GDPR isn’t just for tech companies in the European Union.
As a measure to improve the levels of protection of European Union citizens’ data, the European Parliament adopted the General Data Protection Regulation (GDPR) on April 14, 2016. It applies to ANY company that handles data of EU citizens. It was designed to harmonize data privacy laws across the EU. The regulation went into effect on May 25, 2018.
If you are a North American company doing business with anyone in EU countries you need to be aware of the following:
- The GDPR requires that any company doing business in the EU must securely collect, store and use personal information. No matter the size of the company. Small companies can still face fines for violations that may occur. You can’t claim you “only do business in California” if you actually collect and store tons of data on EU customers through your website.
- Fines for non-compliance can be as much as $21 million, or 4 percent of your organization’s annual worldwide turnover. Whichever is greater.
- The regulation upholds the “right to be forgotten.” Consumers can ask companies to remove personal data that they published publically. Then companies must comply.
- When you detect a data breach, the law requires companies to report breaches to consumers within 72 hours.
How Can North American Companies Handle GDPR?
- You need to educate employees in your company about the GDPR’s importance and the role they have to play.
- Organizations must have an inventory of all personal data they hold.
- Review all your current data privacy notices alerting individuals to the collection of their data.
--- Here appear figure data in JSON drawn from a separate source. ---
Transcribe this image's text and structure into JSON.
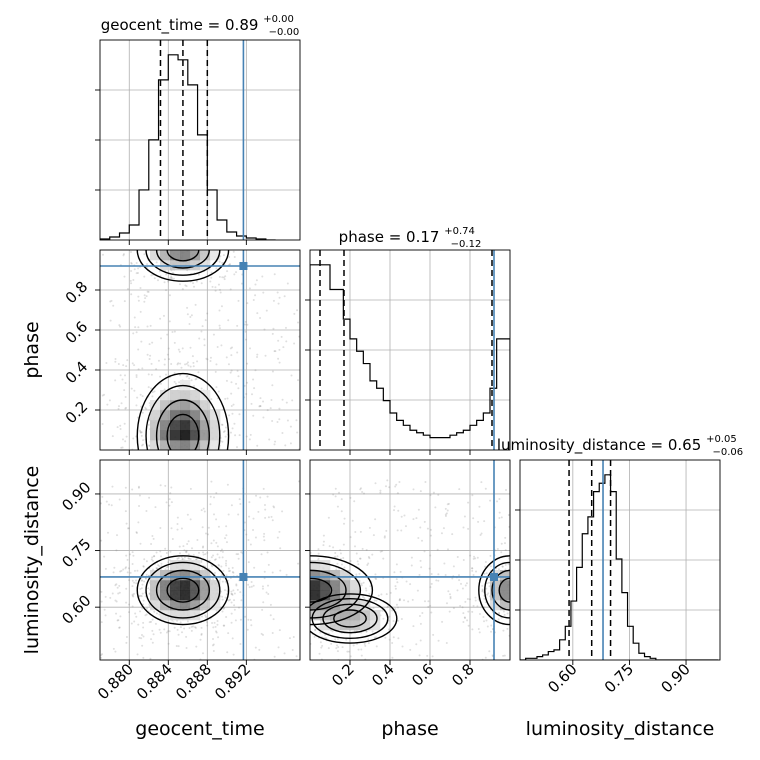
{
  "chart_data": {
    "type": "corner",
    "parameters": [
      "geocent_time",
      "phase",
      "luminosity_distance"
    ],
    "truths": {
      "geocent_time": 0.8917,
      "phase": 0.92,
      "luminosity_distance": 0.68
    },
    "truth_color": "#4682b4",
    "quantile_color": "#000000",
    "grid": true,
    "titles": [
      {
        "param": "geocent_time",
        "text": "geocent_time = 0.89",
        "sup": "+0.00",
        "sub": "−0.00"
      },
      {
        "param": "phase",
        "text": "phase = 0.17",
        "sup": "+0.74",
        "sub": "−0.12"
      },
      {
        "param": "luminosity_distance",
        "text": "luminosity_distance = 0.65",
        "sup": "+0.05",
        "sub": "−0.06"
      }
    ],
    "axes": {
      "geocent_time": {
        "label": "geocent_time",
        "range": [
          0.877,
          0.8975
        ],
        "ticks": [
          0.88,
          0.884,
          0.888,
          0.892
        ],
        "tick_labels": [
          "0.880",
          "0.884",
          "0.888",
          "0.892"
        ]
      },
      "phase": {
        "label": "phase",
        "range": [
          0.0,
          1.0
        ],
        "ticks": [
          0.2,
          0.4,
          0.6,
          0.8
        ],
        "tick_labels": [
          "0.2",
          "0.4",
          "0.6",
          "0.8"
        ]
      },
      "luminosity_distance": {
        "label": "luminosity_distance",
        "range": [
          0.46,
          0.99
        ],
        "ticks": [
          0.6,
          0.75,
          0.9
        ],
        "tick_labels": [
          "0.60",
          "0.75",
          "0.90"
        ]
      }
    },
    "histograms": {
      "geocent_time": {
        "edges": [
          0.877,
          0.878,
          0.879,
          0.88,
          0.881,
          0.882,
          0.883,
          0.884,
          0.885,
          0.886,
          0.887,
          0.888,
          0.889,
          0.89,
          0.891,
          0.892,
          0.893,
          0.894,
          0.895
        ],
        "counts": [
          1,
          3,
          7,
          15,
          50,
          100,
          160,
          185,
          180,
          155,
          105,
          50,
          20,
          8,
          4,
          2,
          1,
          0
        ],
        "quantiles": [
          0.8832,
          0.8855,
          0.888
        ]
      },
      "phase": {
        "edges": [
          0.0,
          0.0333,
          0.0667,
          0.1,
          0.1333,
          0.1667,
          0.2,
          0.2333,
          0.2667,
          0.3,
          0.3333,
          0.3667,
          0.4,
          0.4333,
          0.4667,
          0.5,
          0.5333,
          0.5667,
          0.6,
          0.6333,
          0.6667,
          0.7,
          0.7333,
          0.7667,
          0.8,
          0.8333,
          0.8667,
          0.9,
          0.9333,
          0.9667,
          1.0
        ],
        "counts": [
          75,
          75,
          75,
          65,
          65,
          53,
          45,
          40,
          35,
          28,
          25,
          20,
          15,
          12,
          10,
          8,
          7,
          6,
          5,
          5,
          5,
          6,
          7,
          8,
          10,
          12,
          15,
          25,
          45,
          45
        ],
        "quantiles": [
          0.05,
          0.17,
          0.91
        ]
      },
      "luminosity_distance": {
        "edges": [
          0.46,
          0.475,
          0.49,
          0.505,
          0.52,
          0.535,
          0.55,
          0.565,
          0.58,
          0.595,
          0.61,
          0.625,
          0.64,
          0.655,
          0.67,
          0.685,
          0.7,
          0.715,
          0.73,
          0.745,
          0.76,
          0.775,
          0.79,
          0.805,
          0.82,
          0.835,
          0.85,
          0.865,
          0.88,
          0.895,
          0.91,
          0.925,
          0.94,
          0.955,
          0.97,
          0.985
        ],
        "counts": [
          0,
          1,
          1,
          2,
          3,
          5,
          6,
          12,
          20,
          35,
          55,
          75,
          85,
          100,
          105,
          110,
          100,
          60,
          40,
          20,
          10,
          4,
          2,
          1,
          0,
          0,
          0,
          0,
          0,
          0,
          0,
          0,
          0,
          0,
          0
        ],
        "quantiles": [
          0.59,
          0.65,
          0.7
        ]
      }
    }
  }
}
Some of these might need updating.
- Look over your privacy policies and procedures to ensure they cover all the rights individuals have, including how one would delete personal data or provide data electronically.
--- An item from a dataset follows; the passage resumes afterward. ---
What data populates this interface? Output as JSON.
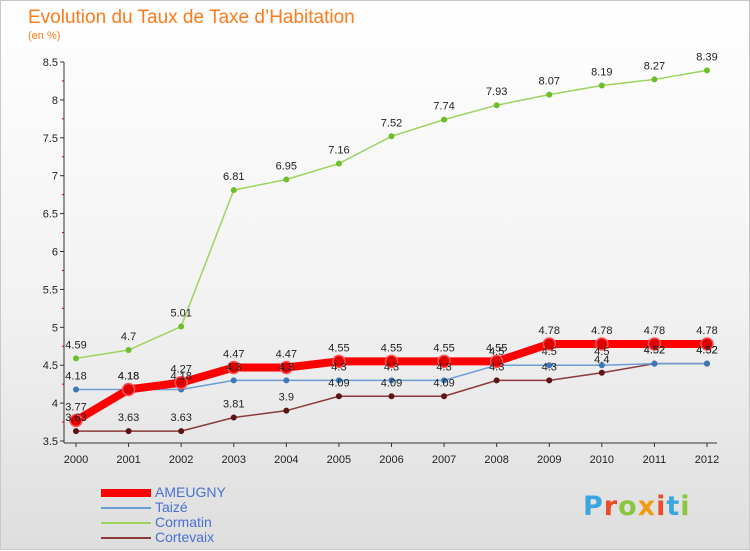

- Review current access rights and how they could change, update procedures, and plan how requests within new timelines will be handled.
- Assess your current methods of handling and/or processing data. You want to check that you’ve covered your legal obligations. Document any of your methods or procedures.
- Review how you’re requesting and tracking customer consent. GDPR requires you to ask, obtain, and record consent for data collection.
- Make sure that someone in the organization or an external data protection advisor takes responsibility for data protection compliance.
- Review the procedures that are in place to detect, report, and investigate a personal data breach. Also, you should always assume a breach will happen at some point.
Compliance as a Competitive Advantage, or a Major Risk
Since the GDPR, some companies in North America are finding that expanding their business globally is more challenging. However, companies some will find that compliance gives them an edge when working with customers that require such compliance. Even before this new set of regulations, B2B companies were already discovering that cybersecurity was making or breaking new sales.
While there are tons of free resources and security tools, especially for small businesses and startups, companies have to make the choice to increase their security and privacy policies. Or take the risk of noncompliance and falling behind competitors.